Background: Acute kidney injury (AKI) is an important complication of severe acute pancreatitis (SAP) with a poor prognosis. The methyl ester of (S,R)-3-(4-hydroxyphenyl)-4,5-dihydro-5-isoxazole acetic acid (ISO-1), an inhibitor of macrophage migration inhibitory factor (MIF), has protective effects against many diseases. Our previous study confirmed MIF inhibition alleviated SAP. Here, we explored the effects of ISO-1 in an experimental mouse model of SAP-associated AKI induced by l-arginine.
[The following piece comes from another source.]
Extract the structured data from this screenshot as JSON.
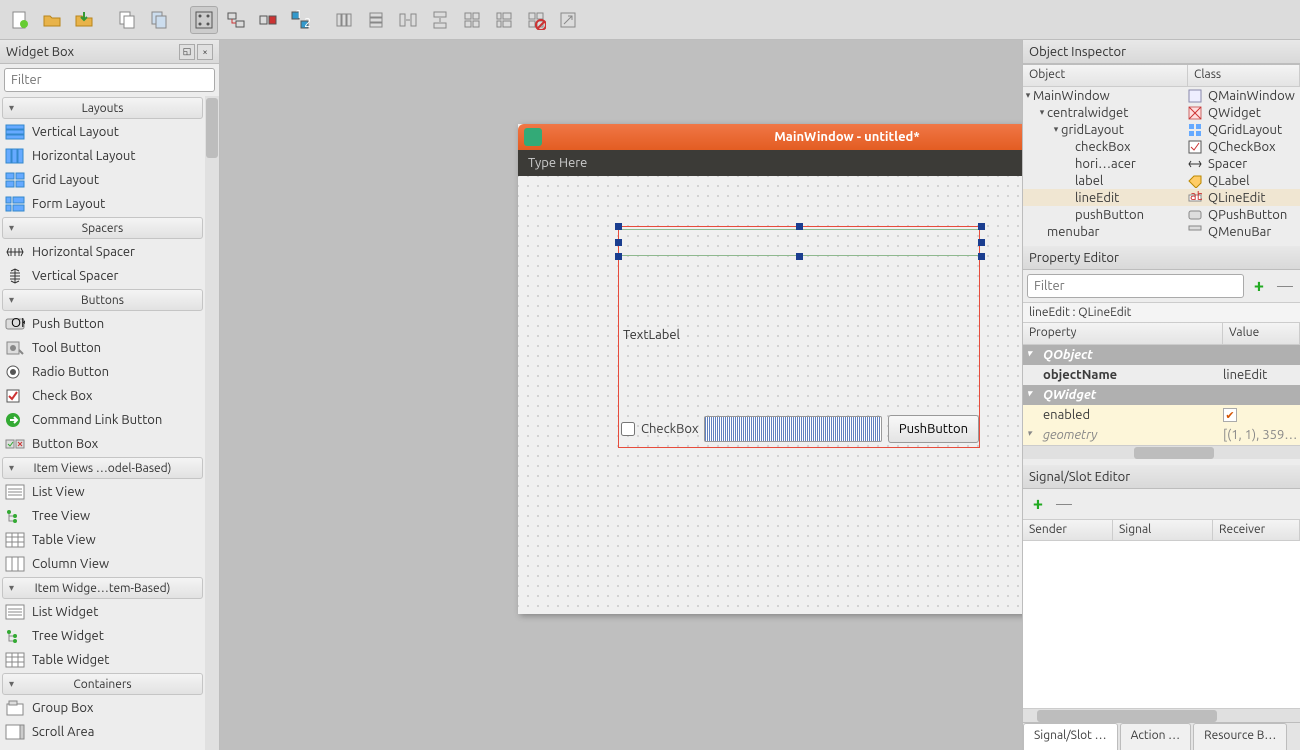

Methods: Mice were randomly divided into four treatment groups (n = 6 each): control (CON), SAP, SAP + ISO-1, and ISO-1. Histopathologic examination was used to observe damage in pancreatic and renal tissues. Biochemical and enzyme-linked immunosorbent assays (ELISA) kits were used to measure the serologic indicators amylase, Lipase, creatinine, uric acid, interleukin (IL)-6, and tumor necrosis factor (TNF)-α. Immunohistochemistry was used to detect protein expression of NLRP3, ASC and Caspase-1, and the infiltration of myeloperoxidase (MPO)-positive neutrophils in kidney tissue. Western blotting was used to detect NLRP3, ASC and Caspase-1 and IL-1β protein expression, and Real-Time PCR was used to measure MIF, IL-6, TNF-α, IL-1β and IL-18 mRNA levels in kidney tissue.

Results: ISO-1 treatment alleviated pathological damage in pancreatic and renal tissues, and reduced the serum levels of amylase, Lipase, creatinine, uric acid, IL-6 and TNF-α. ISO-1 also reduced protein expression of NLRP3, ASC, Caspase-1 and IL-1β, mRNA expression of MIF, IL-6, TNF-α, IL-1β and IL-18, and the infiltration of MPO-positive neutrophils in kidney tissue.

Conclusion: ISO-1 has a protective effect against experimental SAP-associated AKI. And the mechanism may be associated with ISO-1 inhibiting NLRP3 inflammasome signaling pathway.